Facts are deceptive. Fiction is truth. . . . Impious though it may sound, the novelist can play God. Nothing is hidden from him, nothing is concealed. He can approach as close to the truth as his genius permits."" - Hamilton Basso
Novelist, literary critic, an articulate voice within The New Republic and The New Yorker, Hamilton Basso (1904-1964) gained his writerly bearings in his native New Orleans during the 1920s at the feet of Sherwood Anderson. Over the course of his life, his friends and associates also included William Faulkner, F. Scott Fitzgerald, Thomas Wolfe, Maxwell Perkins, Van Wyck Brooks, Malcolm Cowley, Matthew Josephson, and Edmund Wilson. Since his death, Basso's name and writings have somehow slipped between the cracks of the American canon, leaving him only a faint memory alongside his more famous contemporaries.
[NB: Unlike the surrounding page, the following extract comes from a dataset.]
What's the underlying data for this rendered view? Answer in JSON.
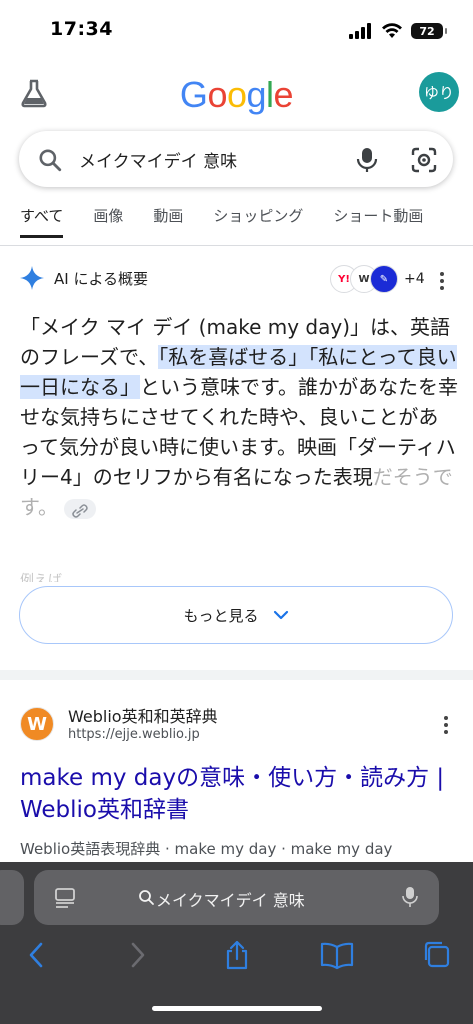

In The Road from Pompey's Head, the first major biography of Basso, Inez Hollander Lake makes the appealing, illuminating argument that present memory does a disservice to this distinctive mind and talent.
Between 1929 and 1964 Basso published eleven novels, including in 1954 The View from Pompey's Head, which spent forty weeks on the New York Times bestseller list and was translated into seven languages. Lake suggests, however, that Basso's less popular works of the 1930s, particularly Cinnamon Seed and Courthouse Square, also deserve new examination. Like no other writer of the Southern Renaissance, she says, Basso portrayed the double alienation experienced by the southerner who leaves and then returns home; he analysed the theme more often, more thoroughly, and less sentimentally than Wolfe, who has received most if not all credit for the motif. At the same time, he displayed a marked southern ""otherness,"" taking the Agrarians to task for breeding plantation anachronisms out of the dead land and criticizing writers like Erskine Caldwell and Faulkner for cultivating the other extreme of the southern grotesque and southern decay. Social realism was Basso's prescribed approach to depicting the South in fiction, and he would grind his axe against public vices such as racism, intolerance, and social and intellectual pretense.
Independent, a loner who shunned literary society in New York City, Basso finally broke with New Orleans completely and even took leave of the South, settling in Connecticut. Inez Hollander Lake brings this reluctant southerner vividly to mind in a skillfully integrated discussion of his life and work, employing to the fullest the letters, diaries, manuscripts, and family and friends that remain behind.